Dressing and Seasoning

  • 1 cup full-fat plain Greek yogurt or skyr
  • 2 tbsp lime juice
  • ¾ tsp ground cumin
  • ¾ tsp chili powder
  • ¾ tsp smoked paprika
  • Kosher salt & black pepper, to taste
  • Cayenne pepper (optional, to taste)

Salad Mix-Ins

  • ¾ cup black beans (canned, drained and rinsed)
  • ½ cup finely diced red bell pepper
  • ½ cup corn (preferably fire-roasted)
  • ¼ cup finely diced red onion
  • ¼ cup chopped fresh cilantro

Instructions

  1. Cook the Chicken: Place the chicken breasts in a medium pot, season them with kosher salt and black pepper, and cover with at least 1 inch of water. Bring the water to a boil, then cover the pot, reduce the heat to low, and let the chicken simmer for 15-20 minutes or until the internal temperature reaches 165°F (74°C), ensuring the chicken is fully cooked.
  2. Shred the Chicken: Transfer the cooked chicken to a large bowl or the bowl of a stand mixer. Shred the chicken using two forks or by using the stand mixer on low speed for a quick shredding method. Set aside.
  3. Prepare the Dressing and Combine: In a separate large bowl, whisk together the Greek yogurt, lime juice, ground cumin, chili powder, smoked paprika, kosher salt, black pepper, and optional cayenne pepper until well combined. Add the shredded chicken along with black beans, diced red bell pepper, corn, red onion, and chopped cilantro. Stir everything together thoroughly. Taste and adjust seasoning as needed.
  4. Chill and Serve: Refrigerate the chicken salad until cooled and the flavors have melded, about 15-30 minutes. Serve the Southwestern Chicken Salad on whole wheat toast, with tortilla chips, on rice cakes, or wrapped in a tortilla.
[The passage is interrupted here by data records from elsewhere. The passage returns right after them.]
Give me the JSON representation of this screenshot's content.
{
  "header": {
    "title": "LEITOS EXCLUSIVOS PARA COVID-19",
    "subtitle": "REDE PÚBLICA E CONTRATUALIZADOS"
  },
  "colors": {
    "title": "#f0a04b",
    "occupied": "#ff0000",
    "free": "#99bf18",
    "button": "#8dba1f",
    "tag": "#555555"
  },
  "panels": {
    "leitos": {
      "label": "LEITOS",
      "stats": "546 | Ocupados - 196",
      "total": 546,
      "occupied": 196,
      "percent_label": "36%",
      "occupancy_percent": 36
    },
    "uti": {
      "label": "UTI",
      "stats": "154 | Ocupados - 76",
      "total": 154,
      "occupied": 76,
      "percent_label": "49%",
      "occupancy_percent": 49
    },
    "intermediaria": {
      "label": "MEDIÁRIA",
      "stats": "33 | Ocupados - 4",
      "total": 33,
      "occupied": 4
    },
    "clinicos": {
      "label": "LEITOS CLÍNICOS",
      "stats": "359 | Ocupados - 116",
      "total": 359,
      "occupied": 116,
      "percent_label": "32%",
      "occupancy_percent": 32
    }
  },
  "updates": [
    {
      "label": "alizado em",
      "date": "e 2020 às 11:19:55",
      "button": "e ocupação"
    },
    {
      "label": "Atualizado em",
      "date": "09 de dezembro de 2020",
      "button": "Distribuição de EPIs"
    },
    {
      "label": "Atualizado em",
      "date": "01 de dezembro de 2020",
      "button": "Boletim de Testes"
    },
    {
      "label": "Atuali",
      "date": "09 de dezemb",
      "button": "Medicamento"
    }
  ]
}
Enjoy your fresh and flavorful meal!

Notes

  • For extra flavor, consider using fire-roasted corn to add a smoky element to the salad.
  • You can substitute cooked rotisserie chicken to save time if desired.
  • This salad can be made a day ahead to deepen the flavors.
  • Serve with tortilla chips or as a sandwich filling for versatile options.
  • Adjust the cayenne pepper according to your preferred spice level.